Après les fictions Narcos, El Chapo et Pablo Escobar, mais aussi les docu-séries Barons de la drogue et Dans l'univers des Narcos, il manquait à Netflix un vrai film maison pour compléter son armoire à stupéfiants. C'est désormais chose faite avec Triple Frontière, étonnante plongée du cinéaste J. C. Chandor dans un contexte nettement plus macho et buriné que ses plus feutrés Margin Call, All is Lost et AMost Violent Year. Signé Mark Boal, scénariste attitré de Kathryn Bigelow depuis Démineurs, le script suit le coup de poker à haut risque de Santiago « Pope » Garcia (Oscar Isaac), un mercenaire militaire missionné par une agence gouvernementale pour taquiner les cartels d'Amérique latine. Lorsqu'une informatrice lui révèle la géolocalisation précise du lieu secret, en pleine jungle, où le baron Gabriel Martin Lorea (Reynaldo Gallegos) planque un magot évalué à 75 millions de dollars, Pope décide de tenter le tout pour le tout.
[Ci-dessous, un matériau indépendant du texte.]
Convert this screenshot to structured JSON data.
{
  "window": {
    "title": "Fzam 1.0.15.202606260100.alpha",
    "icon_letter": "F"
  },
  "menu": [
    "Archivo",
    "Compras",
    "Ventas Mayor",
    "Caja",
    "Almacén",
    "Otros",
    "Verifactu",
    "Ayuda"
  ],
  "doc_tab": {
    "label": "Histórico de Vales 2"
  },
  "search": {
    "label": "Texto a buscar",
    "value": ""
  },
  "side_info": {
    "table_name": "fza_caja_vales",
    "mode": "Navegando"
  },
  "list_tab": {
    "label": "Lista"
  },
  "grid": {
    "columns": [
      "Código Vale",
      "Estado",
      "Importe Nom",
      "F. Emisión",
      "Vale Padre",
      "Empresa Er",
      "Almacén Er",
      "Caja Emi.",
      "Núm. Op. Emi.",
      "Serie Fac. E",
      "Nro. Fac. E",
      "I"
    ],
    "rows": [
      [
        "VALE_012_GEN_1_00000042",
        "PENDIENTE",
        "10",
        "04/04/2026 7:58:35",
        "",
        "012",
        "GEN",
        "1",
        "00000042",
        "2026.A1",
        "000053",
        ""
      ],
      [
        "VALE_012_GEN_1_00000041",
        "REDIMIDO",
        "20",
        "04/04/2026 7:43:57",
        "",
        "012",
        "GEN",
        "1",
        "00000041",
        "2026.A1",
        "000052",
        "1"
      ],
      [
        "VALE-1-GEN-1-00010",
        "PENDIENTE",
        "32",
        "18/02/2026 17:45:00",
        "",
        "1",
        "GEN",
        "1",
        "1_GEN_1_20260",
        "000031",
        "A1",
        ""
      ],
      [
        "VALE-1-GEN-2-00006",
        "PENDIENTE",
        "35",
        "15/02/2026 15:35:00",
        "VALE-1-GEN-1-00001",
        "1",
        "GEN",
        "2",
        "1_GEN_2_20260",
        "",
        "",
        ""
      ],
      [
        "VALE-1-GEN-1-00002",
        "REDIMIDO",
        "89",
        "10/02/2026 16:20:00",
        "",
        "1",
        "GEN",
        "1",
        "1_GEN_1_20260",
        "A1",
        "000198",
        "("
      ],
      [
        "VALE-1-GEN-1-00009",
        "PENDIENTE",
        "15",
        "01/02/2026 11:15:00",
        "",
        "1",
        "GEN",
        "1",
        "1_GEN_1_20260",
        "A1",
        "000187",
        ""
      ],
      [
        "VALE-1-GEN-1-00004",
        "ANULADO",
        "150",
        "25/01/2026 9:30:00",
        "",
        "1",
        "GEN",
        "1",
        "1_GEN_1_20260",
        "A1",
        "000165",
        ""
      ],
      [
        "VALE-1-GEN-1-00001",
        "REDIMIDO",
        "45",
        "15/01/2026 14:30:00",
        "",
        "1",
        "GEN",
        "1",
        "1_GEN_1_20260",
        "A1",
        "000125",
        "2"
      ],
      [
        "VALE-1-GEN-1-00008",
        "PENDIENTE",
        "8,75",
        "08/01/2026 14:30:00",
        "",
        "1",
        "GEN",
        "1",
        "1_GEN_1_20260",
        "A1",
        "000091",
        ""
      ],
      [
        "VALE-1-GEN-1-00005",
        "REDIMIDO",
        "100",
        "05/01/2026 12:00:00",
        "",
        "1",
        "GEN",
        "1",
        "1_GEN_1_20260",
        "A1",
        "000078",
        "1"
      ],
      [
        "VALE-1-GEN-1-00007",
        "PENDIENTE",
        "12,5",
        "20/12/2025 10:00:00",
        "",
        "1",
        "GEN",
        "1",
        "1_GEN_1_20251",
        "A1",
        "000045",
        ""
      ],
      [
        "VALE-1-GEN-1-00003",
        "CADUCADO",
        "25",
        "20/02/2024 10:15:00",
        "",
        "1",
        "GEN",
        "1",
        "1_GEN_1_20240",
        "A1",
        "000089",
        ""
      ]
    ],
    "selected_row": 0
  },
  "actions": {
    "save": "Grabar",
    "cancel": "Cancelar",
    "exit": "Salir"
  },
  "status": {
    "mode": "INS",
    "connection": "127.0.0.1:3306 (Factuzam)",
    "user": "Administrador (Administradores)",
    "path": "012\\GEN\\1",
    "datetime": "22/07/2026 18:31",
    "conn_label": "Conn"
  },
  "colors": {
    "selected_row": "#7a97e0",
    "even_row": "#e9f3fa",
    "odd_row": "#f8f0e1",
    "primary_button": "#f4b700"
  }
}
Il recontacte ses quatre anciens camarades des forces spéciales (Ben Affleck, Charlie Hunnam, Garrett Hedlund, Pedro Pascal) pour l'aider à préparer le braquage du siècle dans la zone dite de la « triple frontière », au confluent du Paraguay, de l'Argentine et du Brésil. Faisant du cambriolage une affaire personnelle contre Lorea, Pope a aussi pour objectif d'exécuter ce dernier.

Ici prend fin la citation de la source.